The senators all rose to their feet cheering. The next day they all returned to Rome. They marched into the Senate House. Cato rose and made a speech just as everybody expected. “The Carthaginians are the Phoenicians, and as such they are wedded to the sea. The Phoenician seafaring traditions are what have caused us all this trouble over the years since Hannibal took ship and came to Italy through Spain and over the Alps from Gaul to fight at Cannae.”
They all nodded in assent as Cato continued.
“So we will give the Carthaginians their last chance to redeem themselves. They have sent hostages who then escaped stealing our maps. They sent weapons here which they probably pillaged from somebody else. Now let them agree to leave their city state forever, Carthage by the sea, and move inland at least ten miles or so and build another city there. We will sail to Africa and demolish Carthage. The Carthaginians will never be a seafaring folk again.”

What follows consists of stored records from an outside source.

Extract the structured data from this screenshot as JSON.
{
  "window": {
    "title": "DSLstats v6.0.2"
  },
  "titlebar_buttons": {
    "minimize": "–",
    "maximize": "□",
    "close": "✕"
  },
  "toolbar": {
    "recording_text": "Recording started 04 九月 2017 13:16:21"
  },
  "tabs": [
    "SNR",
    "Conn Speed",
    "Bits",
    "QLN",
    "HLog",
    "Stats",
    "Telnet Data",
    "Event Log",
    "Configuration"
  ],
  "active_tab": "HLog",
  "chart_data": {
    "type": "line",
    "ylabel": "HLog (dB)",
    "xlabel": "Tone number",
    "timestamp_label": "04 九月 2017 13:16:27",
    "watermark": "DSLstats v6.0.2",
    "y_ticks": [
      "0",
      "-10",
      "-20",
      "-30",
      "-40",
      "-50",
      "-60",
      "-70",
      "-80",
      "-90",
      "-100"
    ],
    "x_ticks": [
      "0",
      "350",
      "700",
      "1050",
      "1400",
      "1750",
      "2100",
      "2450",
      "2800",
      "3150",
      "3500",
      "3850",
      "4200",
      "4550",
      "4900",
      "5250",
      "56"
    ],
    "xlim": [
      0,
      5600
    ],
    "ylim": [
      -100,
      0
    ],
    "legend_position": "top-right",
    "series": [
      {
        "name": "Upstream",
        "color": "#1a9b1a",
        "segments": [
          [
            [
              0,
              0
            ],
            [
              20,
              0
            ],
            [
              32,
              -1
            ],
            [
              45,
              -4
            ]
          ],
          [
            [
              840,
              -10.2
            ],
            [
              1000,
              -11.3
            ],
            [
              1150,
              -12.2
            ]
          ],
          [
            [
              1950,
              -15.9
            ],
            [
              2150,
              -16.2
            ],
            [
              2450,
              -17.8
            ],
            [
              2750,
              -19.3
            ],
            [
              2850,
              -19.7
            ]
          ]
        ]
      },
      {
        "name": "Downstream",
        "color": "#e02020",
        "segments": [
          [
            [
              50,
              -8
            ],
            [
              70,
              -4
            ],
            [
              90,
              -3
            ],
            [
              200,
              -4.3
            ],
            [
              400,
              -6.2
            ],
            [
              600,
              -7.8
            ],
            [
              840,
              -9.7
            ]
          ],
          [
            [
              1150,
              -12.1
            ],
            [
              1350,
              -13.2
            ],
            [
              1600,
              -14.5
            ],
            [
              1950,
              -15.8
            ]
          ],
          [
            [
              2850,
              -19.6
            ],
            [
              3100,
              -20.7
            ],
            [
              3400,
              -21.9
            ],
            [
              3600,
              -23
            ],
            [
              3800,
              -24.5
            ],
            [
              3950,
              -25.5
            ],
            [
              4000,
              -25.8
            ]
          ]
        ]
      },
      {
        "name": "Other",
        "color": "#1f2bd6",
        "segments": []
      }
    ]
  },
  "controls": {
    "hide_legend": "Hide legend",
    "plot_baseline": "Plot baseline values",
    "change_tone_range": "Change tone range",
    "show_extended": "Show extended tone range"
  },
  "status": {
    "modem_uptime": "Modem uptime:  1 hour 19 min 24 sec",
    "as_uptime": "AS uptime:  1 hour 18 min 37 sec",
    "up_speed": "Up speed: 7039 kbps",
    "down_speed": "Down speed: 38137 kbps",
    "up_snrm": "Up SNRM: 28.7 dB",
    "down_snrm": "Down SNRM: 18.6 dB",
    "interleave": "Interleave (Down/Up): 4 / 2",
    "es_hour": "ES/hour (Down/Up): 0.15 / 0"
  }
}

Cato’s proposal was met with great applause that lasted many minutes before he could raise his hands for silence and speak again. “It will be Carthage’s fault if there is another war. They will have asked for it by building naval ships that they were not allowed to build according to our treaty and then refusing to move inland to avoid future conflicts.”
Cato’s assertion met with such acclamation and applause that it in effect ended the Senate session. It lasted over an hour and did not stop once. Rome had finally made up its mind for good.